Pihak rumah sakit memutus seluruh sistem IT sekitar pukul 06.32 pagi waktu setempat sebagai langkah darurat. Dampaknya, seluruh tindakan medis terjadwal dibatalkan, dan layanan gawat darurat hanya beroperasi dengan kapasitas terbatas.
Dampak Langsung ke Layanan Pasien
Dalam pernyataan resminya, AZ Monica menyampaikan:
- ❌ Semua prosedur terjadwal dibatalkan
- ⚠️ IGD beroperasi terbatas
- 🚑 Layanan MUG (emergency mobile unit) dan PIT (intensive care transport) tidak beroperasi
- 📄 Pendaftaran pasien baru dilakukan secara manual (kertas) karena sistem rekam medis digital tidak dapat diakses
Sebanyak 7 pasien kritis terpaksa dipindahkan ke rumah sakit lain dengan bantuan Palang Merah Belgia. Pasien lain tetap dirawat di AZ Monica, meskipun dengan proses administrasi yang jauh lebih lambat.

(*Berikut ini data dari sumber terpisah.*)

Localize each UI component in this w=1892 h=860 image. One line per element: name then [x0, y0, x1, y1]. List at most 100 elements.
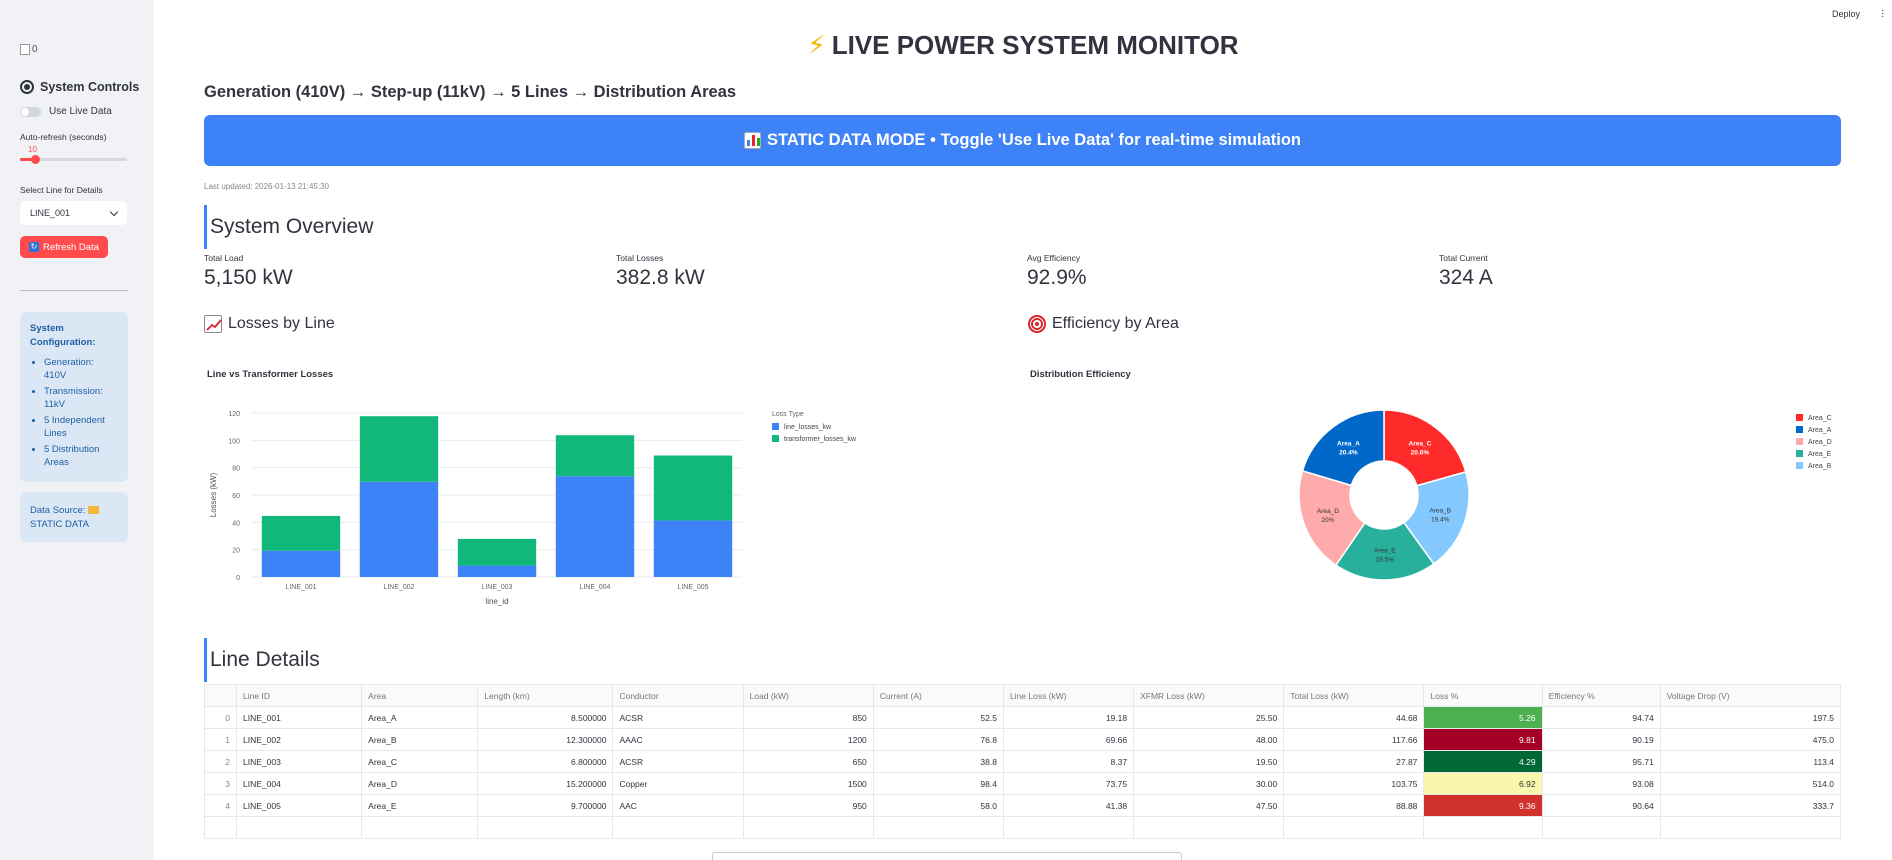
table-cell[interactable]: 650 — [742, 750, 874, 773]
table-cell[interactable]: 98.4 — [872, 772, 1004, 795]
table-cell[interactable]: Area_D — [361, 772, 479, 795]
slice-Area_E[interactable] — [1334, 521, 1435, 581]
table-cell[interactable]: LINE_002 — [236, 728, 363, 751]
slice-Area_A[interactable] — [1301, 409, 1385, 487]
table-cell[interactable]: 0 — [203, 706, 238, 729]
bar-transformer_losses_kw-LINE_001[interactable] — [261, 515, 341, 551]
column-header[interactable]: Total Loss (kW) — [1283, 684, 1425, 707]
bar-transformer_losses_kw-LINE_004[interactable] — [555, 435, 635, 477]
table-cell[interactable]: 475.0 — [1659, 728, 1842, 751]
bar-line_losses_kw-LINE_003[interactable] — [457, 565, 537, 577]
table-cell[interactable]: 4 — [203, 794, 238, 817]
more-vertical-icon[interactable]: · · · — [1881, 5, 1885, 22]
table-cell[interactable]: Area_B — [361, 728, 479, 751]
loss-percent-cell[interactable]: 9.36 — [1423, 794, 1543, 817]
bar-line_losses_kw-LINE_004[interactable] — [555, 476, 635, 577]
table-cell[interactable]: AAAC — [612, 728, 744, 751]
auto-refresh-slider[interactable] — [20, 155, 127, 164]
column-header[interactable]: XFMR Loss (kW) — [1133, 684, 1285, 707]
table-cell[interactable]: 52.5 — [872, 706, 1004, 729]
loss-percent-cell[interactable]: 5.26 — [1423, 706, 1543, 729]
bar-line_losses_kw-LINE_005[interactable] — [653, 520, 733, 577]
table-cell[interactable]: 73.75 — [1002, 772, 1135, 795]
slice-Area_D[interactable] — [1298, 469, 1366, 567]
table-cell[interactable]: 69.66 — [1002, 728, 1135, 751]
table-cell[interactable]: 94.74 — [1541, 706, 1661, 729]
bar-transformer_losses_kw-LINE_003[interactable] — [457, 538, 537, 566]
table-cell[interactable]: 117.66 — [1283, 728, 1425, 751]
table-cell[interactable]: 30.00 — [1133, 772, 1285, 795]
column-header[interactable]: Efficiency % — [1541, 684, 1661, 707]
slider-thumb[interactable] — [30, 155, 40, 164]
table-cell[interactable]: 58.0 — [872, 794, 1004, 817]
table-cell[interactable]: 76.8 — [872, 728, 1004, 751]
line-select[interactable]: LINE_001 — [20, 201, 127, 225]
table-cell[interactable]: 2 — [203, 750, 238, 773]
column-header[interactable]: Line Loss (kW) — [1002, 684, 1135, 707]
table-cell[interactable]: LINE_005 — [236, 794, 363, 817]
table-row[interactable]: 0 LINE_001 Area_A 8.500000 ACSR 850 52.5 19.18 2… — [203, 706, 1842, 729]
column-header[interactable] — [203, 684, 238, 707]
table-cell[interactable]: 15.200000 — [477, 772, 614, 795]
column-header[interactable]: Current (A) — [872, 684, 1004, 707]
table-cell[interactable]: 41.38 — [1002, 794, 1135, 817]
table-cell[interactable]: 12.300000 — [477, 728, 614, 751]
deploy-button[interactable]: Deploy — [1831, 9, 1860, 19]
table-cell[interactable]: 103.75 — [1283, 772, 1425, 795]
table-cell[interactable]: 47.50 — [1133, 794, 1285, 817]
table-cell[interactable]: 333.7 — [1659, 794, 1842, 817]
slice-Area_B[interactable] — [1402, 470, 1470, 565]
table-cell[interactable]: LINE_004 — [236, 772, 363, 795]
table-cell[interactable]: 48.00 — [1133, 728, 1285, 751]
table-cell[interactable]: AAC — [612, 794, 744, 817]
table-row[interactable]: 1 LINE_002 Area_B 12.300000 AAAC 1200 76.8 69.6… — [203, 728, 1842, 751]
column-header[interactable]: Loss % — [1423, 684, 1543, 707]
slice-Area_C[interactable] — [1383, 409, 1467, 487]
toggle-switch[interactable] — [20, 106, 41, 117]
table-cell[interactable]: 1 — [203, 728, 238, 751]
table-cell[interactable]: ACSR — [612, 750, 744, 773]
loss-percent-cell[interactable]: 9.81 — [1423, 728, 1543, 751]
live-data-toggle[interactable]: Use Live Data — [20, 106, 112, 117]
column-header[interactable]: Voltage Drop (V) — [1659, 684, 1842, 707]
column-header[interactable]: Conductor — [612, 684, 744, 707]
column-header[interactable]: Area — [361, 684, 479, 707]
table-cell[interactable]: 950 — [742, 794, 874, 817]
table-cell[interactable]: Copper — [612, 772, 744, 795]
table-cell[interactable]: 90.64 — [1541, 794, 1661, 817]
table-cell[interactable]: 9.700000 — [477, 794, 614, 817]
table-row[interactable]: 4 LINE_005 Area_E 9.700000 AAC 950 58.0 41.38 47… — [203, 794, 1842, 817]
bar-line_losses_kw-LINE_002[interactable] — [359, 481, 439, 577]
table-cell[interactable]: 90.19 — [1541, 728, 1661, 751]
table-cell[interactable]: 44.68 — [1283, 706, 1425, 729]
column-header[interactable]: Load (kW) — [742, 684, 874, 707]
table-cell[interactable]: ACSR — [612, 706, 744, 729]
table-row[interactable]: 3 LINE_004 Area_D 15.200000 Copper 1500 98.4 73… — [203, 772, 1842, 795]
table-row[interactable]: 2 LINE_003 Area_C 6.800000 ACSR 650 38.8 8.37 19… — [203, 750, 1842, 773]
table-cell[interactable]: 19.50 — [1133, 750, 1285, 773]
table-cell[interactable]: 8.37 — [1002, 750, 1135, 773]
table-cell[interactable]: Area_E — [361, 794, 479, 817]
horizontal-scrollbar[interactable] — [712, 852, 1182, 860]
table-cell[interactable]: 95.71 — [1541, 750, 1661, 773]
table-cell[interactable]: 113.4 — [1659, 750, 1842, 773]
table-cell[interactable]: LINE_001 — [236, 706, 363, 729]
table-cell[interactable]: 27.87 — [1283, 750, 1425, 773]
table-cell[interactable]: 3 — [203, 772, 238, 795]
table-cell[interactable]: Area_C — [361, 750, 479, 773]
loss-percent-cell[interactable]: 4.29 — [1423, 750, 1543, 773]
bar-transformer_losses_kw-LINE_002[interactable] — [359, 416, 439, 482]
column-header[interactable]: Length (km) — [477, 684, 614, 707]
column-header[interactable]: Line ID — [236, 684, 363, 707]
refresh-button[interactable]: ↻ Refresh Data — [20, 236, 108, 258]
line-details-table[interactable]: Line ID Area Length (km) Conductor Load (kW)… — [203, 684, 1842, 839]
table-cell[interactable]: 38.8 — [872, 750, 1004, 773]
table-cell[interactable]: 514.0 — [1659, 772, 1842, 795]
table-cell[interactable]: 93.08 — [1541, 772, 1661, 795]
table-cell[interactable]: 197.5 — [1659, 706, 1842, 729]
table-cell[interactable]: Area_A — [361, 706, 479, 729]
table-cell[interactable]: 6.800000 — [477, 750, 614, 773]
table-cell[interactable]: 19.18 — [1002, 706, 1135, 729]
loss-percent-cell[interactable]: 6.92 — [1423, 772, 1543, 795]
table-cell[interactable]: 8.500000 — [477, 706, 614, 729]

Investigasi Sedang Berlangsung
Manajemen rumah sakit telah:
- Melaporkan insiden ke otoritas terkait
- Melibatkan kepolisian dan jaksa
- Melakukan pemantauan ketat terhadap perkembangan situasi
Hingga kini, AZ Monica belum mengonfirmasi jenis serangan yang terjadi. Namun, laporan media lokal menyebut adanya indikasi permintaan tebusan (ransomware) berdasarkan informasi internal—meski klaim ini belum dikonfirmasi secara resmi oleh pihak rumah sakit maupun kejaksaan.
Ancaman Nyata untuk Sektor Kesehatan
Serangan terhadap rumah sakit bukan hal baru. Fasilitas kesehatan sering menjadi target karena:
- Menyimpan data medis sensitif
- Operasionalnya sangat kritis dan tidak boleh berhenti
- Rentan terhadap double-extortion ransomware (enkripsi + ancaman kebocoran data)
AZ Monica menegaskan bahwa keselamatan dan kontinuitas perawatan pasien tetap menjadi prioritas utama, dan pihaknya akan memberikan pembaruan resmi begitu informasi lebih lanjut tersedia.